I think a lot of it comes down to creating beer intended to be consumed cold that doesn't taste as great at a different temperature. Chicken soup is delicious warm but cold it's not so great.
I wonder how much of this is psychological built out of marketing that beer is supposed to be frigid and warm beer is really bad. As a result tasting the different grains or yeast character is treated as "bad" flavors when that would be a positive in most other beers. If you have been convinced those types of beers only taste great when they taste like cold white bread then you would reasonably expect to consider other normal beer flavors as bad or off.

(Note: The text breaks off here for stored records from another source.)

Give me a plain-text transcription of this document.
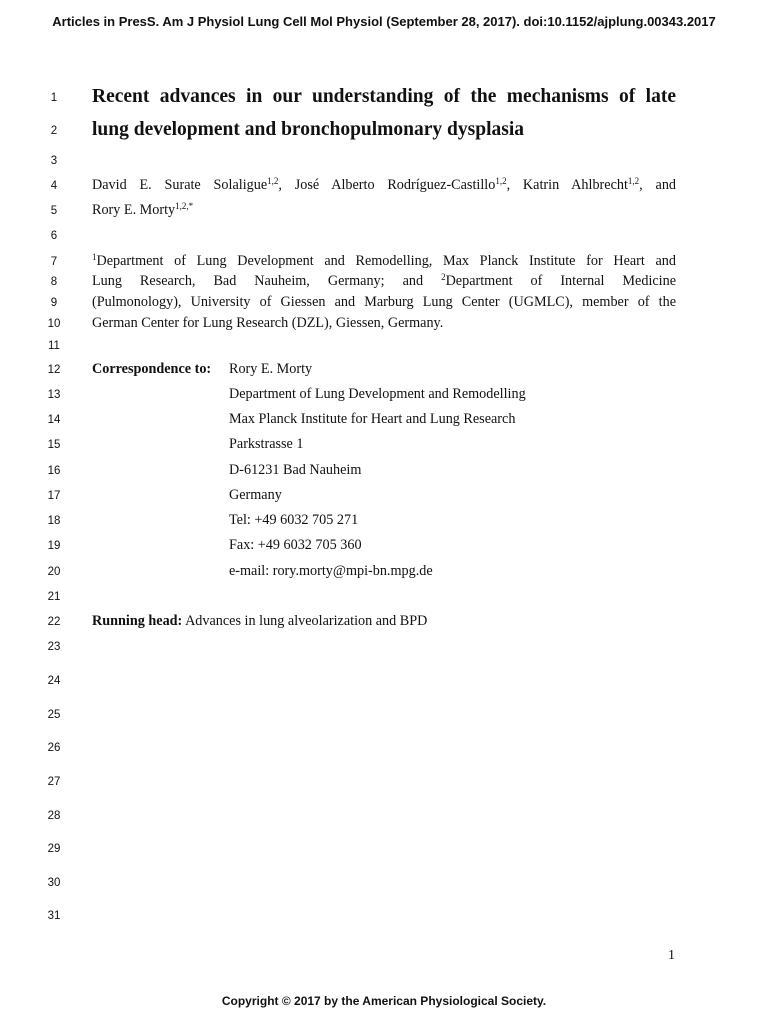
Articles in PresS. Am J Physiol Lung Cell Mol Physiol (September 28, 2017). doi:10.1152/ajplung.00343.2017
1
2
3
4
5
6
7
8
9
10
11
12
13
14
15
16
17
18
19
20
21
22
23
24
25
26
27
28
29
30
31
Recent advances in our understanding of the mechanisms of late
lung development and bronchopulmonary dysplasia
David E. Surate Solaligue$^{1,2}$, José Alberto Rodríguez-Castillo$^{1,2}$, Katrin Ahlbrecht$^{1,2}$, and
Rory E. Morty$^{1,2,*}$
$^1$Department of Lung Development and Remodelling, Max Planck Institute for Heart and
Lung Research, Bad Nauheim, Germany; and $^2$Department of Internal Medicine
(Pulmonology), University of Giessen and Marburg Lung Center (UGMLC), member of the
German Center for Lung Research (DZL), Giessen, Germany.
Correspondence to: Rory E. Morty
Department of Lung Development and Remodelling
Max Planck Institute for Heart and Lung Research
Parkstrasse 1
D-61231 Bad Nauheim
Germany
Tel: +49 6032 705 271
Fax: +49 6032 705 360
e-mail: rory.morty@mpi-bn.mpg.de
Running head: Advances in lung alveolarization and BPD
1
Copyright © 2017 by the American Physiological Society.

I also wonder, conversely, how much of that is disdain for BMC. Lots of breweries are making corn and rice adjunct lagers calling them creative names like Japanese-inspired rice lager. I wonder if these craft versions of industrial lagers inspire the same disdain at warm temperatures.

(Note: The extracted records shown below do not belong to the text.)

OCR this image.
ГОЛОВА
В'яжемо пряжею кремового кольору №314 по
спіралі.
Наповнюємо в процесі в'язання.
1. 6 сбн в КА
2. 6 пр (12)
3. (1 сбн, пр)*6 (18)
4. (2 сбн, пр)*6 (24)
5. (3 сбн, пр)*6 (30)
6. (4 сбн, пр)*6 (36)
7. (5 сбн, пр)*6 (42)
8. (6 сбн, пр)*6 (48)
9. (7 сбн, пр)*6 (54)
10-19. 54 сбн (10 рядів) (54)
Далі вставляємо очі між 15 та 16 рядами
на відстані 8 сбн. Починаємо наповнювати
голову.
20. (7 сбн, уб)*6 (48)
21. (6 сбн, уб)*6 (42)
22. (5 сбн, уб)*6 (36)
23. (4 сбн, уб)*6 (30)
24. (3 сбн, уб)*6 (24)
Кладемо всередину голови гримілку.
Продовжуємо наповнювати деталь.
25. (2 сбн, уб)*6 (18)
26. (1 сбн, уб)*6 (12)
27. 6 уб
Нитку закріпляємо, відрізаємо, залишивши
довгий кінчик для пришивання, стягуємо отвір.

The marketing is certainly part of it. Not only are they supposed to be drank cold, but as quickly as possible, so who cares about taste? Coors Light commercials use the word cold 16 times and never once reference taste. Those commercials drive me nuts, because they aren't lying at all, but they focus on "cold filtering" and "cold packaging" as if they were the only ones doing it, rather than the industry standard that every brewery on the planet does. I'm sure there's a word for it, but it's deceptive. It's not untrue, but they aren't "special" or different for it.

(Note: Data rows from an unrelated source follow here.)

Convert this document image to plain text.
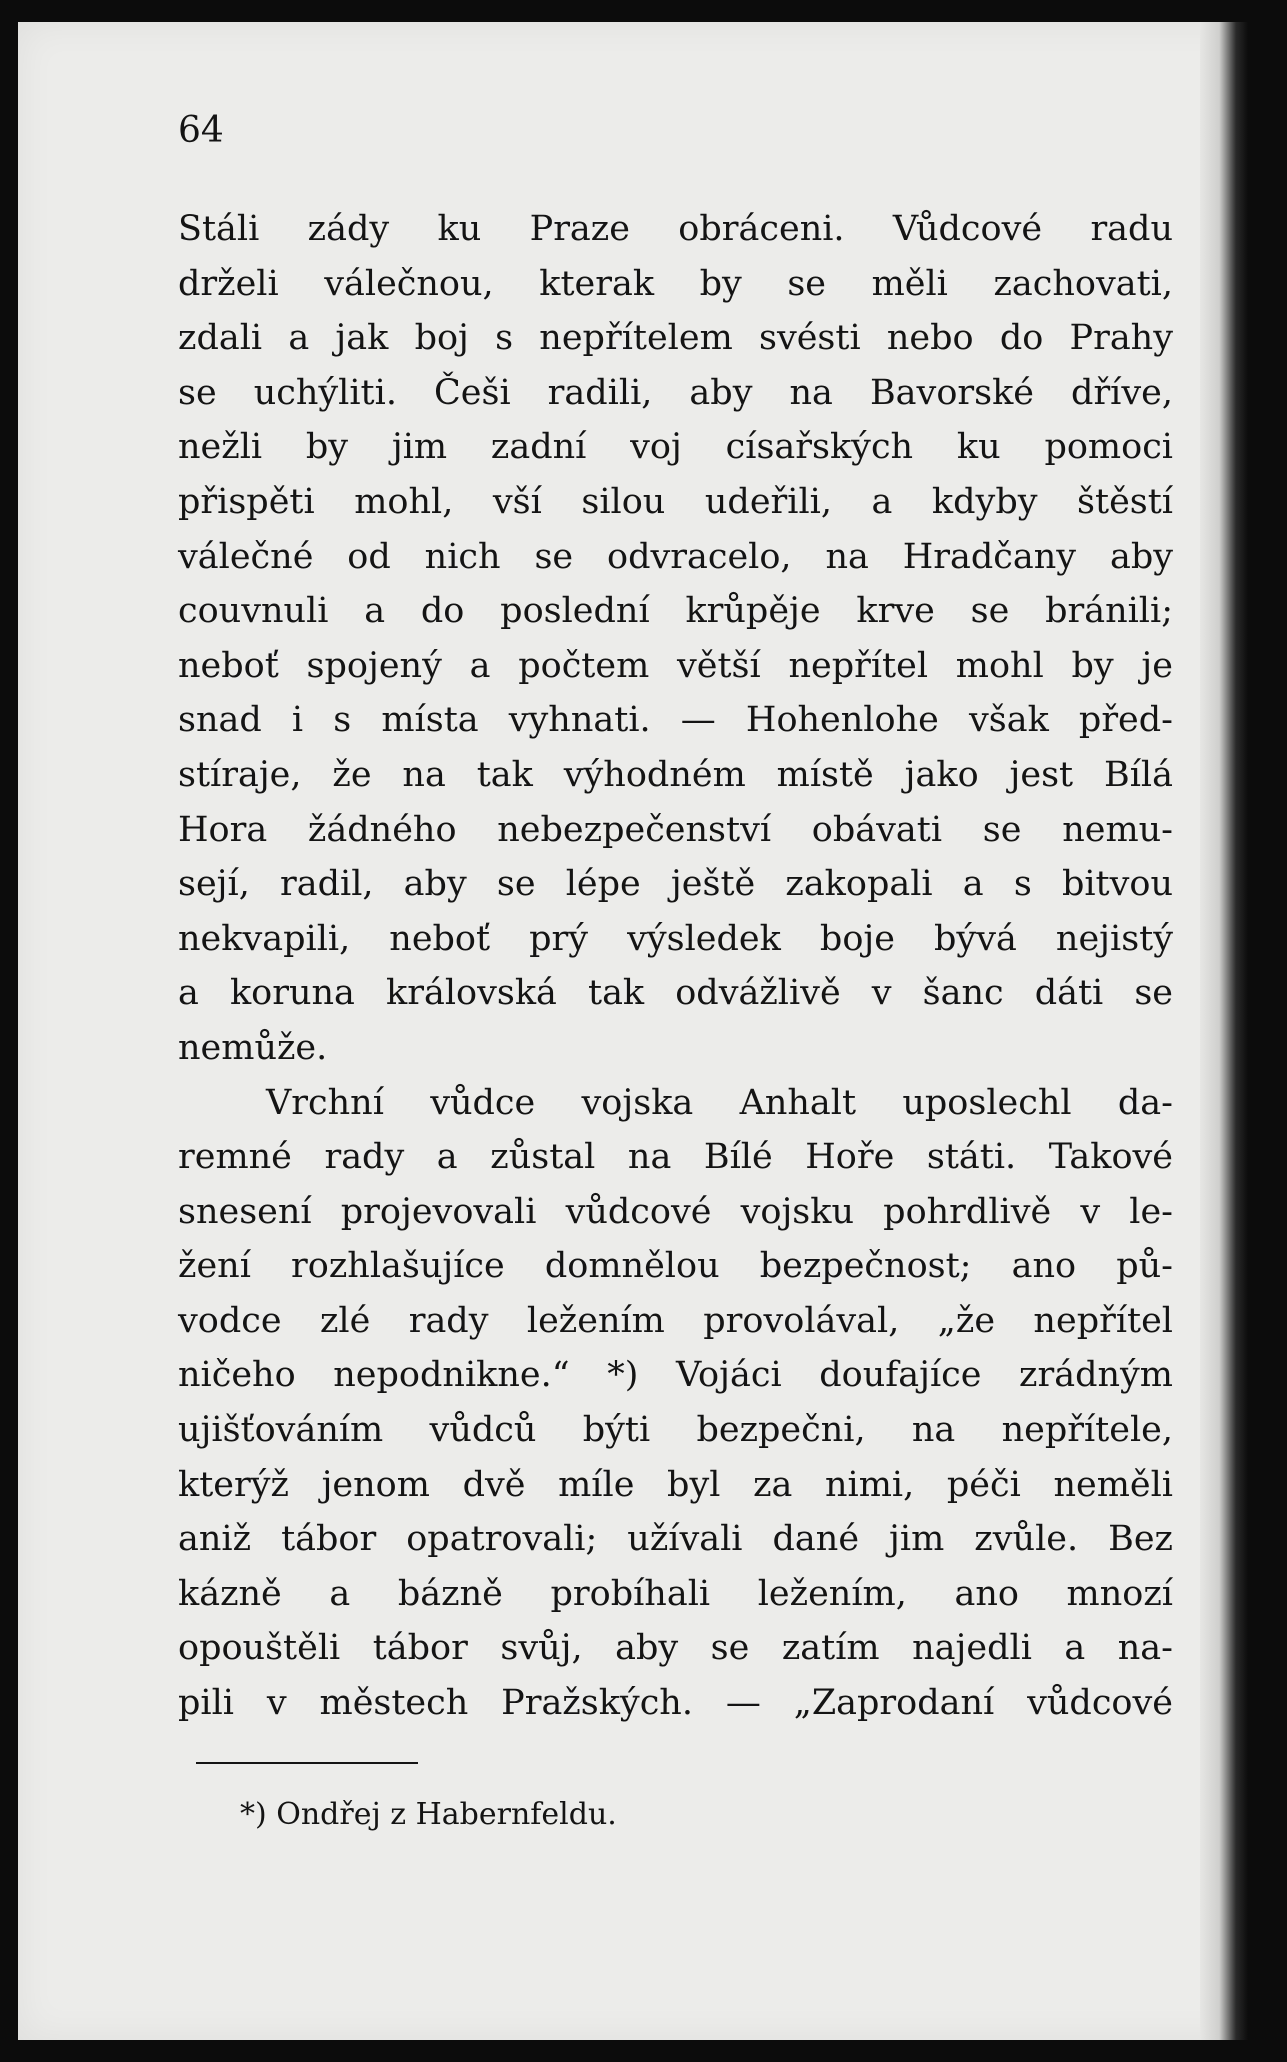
64
Stáli zády ku Praze obráceni. Vůdcové radu
drželi válečnou, kterak by se měli zachovati,
zdali a jak boj s nepřítelem svésti nebo do Prahy
se uchýliti. Češi radili, aby na Bavorské dříve,
nežli by jim zadní voj císařských ku pomoci
přispěti mohl, vší silou udeřili, a kdyby štěstí
válečné od nich se odvracelo, na Hradčany aby
couvnuli a do poslední krůpěje krve se bránili;
neboť spojený a počtem větší nepřítel mohl by je
snad i s místa vyhnati. — Hohenlohe však před-
stíraje, že na tak výhodném místě jako jest Bílá
Hora žádného nebezpečenství obávati se nemu-
sejí, radil, aby se lépe ještě zakopali a s bitvou
nekvapili, neboť prý výsledek boje bývá nejistý
a koruna královská tak odvážlivě v šanc dáti se
nemůže.
Vrchní vůdce vojska Anhalt uposlechl da-
remné rady a zůstal na Bílé Hoře státi. Takové
snesení projevovali vůdcové vojsku pohrdlivě v le-
žení rozhlašujíce domnělou bezpečnost; ano pů-
vodce zlé rady ležením provolával, „že nepřítel
ničeho nepodnikne.“ *) Vojáci doufajíce zrádným
ujišťováním vůdců býti bezpečni, na nepřítele,
kterýž jenom dvě míle byl za nimi, péči neměli
aniž tábor opatrovali; užívali dané jim zvůle. Bez
kázně a bázně probíhali ležením, ano mnozí
opouštěli tábor svůj, aby se zatím najedli a na-
pili v městech Pražských. — „Zaprodaní vůdcové
*) Ondřej z Habernfeldu.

My father-in-law and brother-in-law are Coors drinkers (sometimes Miller Lite) and I would agree to the "thinking normal beer flavors are bad" is true, because you give them anything with dark malt or hops in it and they make bitter beer face. I think they could eventually like it because it is an acquired taste, but they are pretty set in their ways and likely aren't going to change. I'd imagine most B/M/C drinkers are such, they've been drinking it for 40 years or are new to beer and like Coors Light specifically because it's flavorless.
As far as other lagers, I think it's half perception and half that some of the other ones are simply better. I'll admit I do like Pacifico a lot, and most of the Japanese beers like Sapparo and TsingTao which are also rice but in my opinion "cleaner".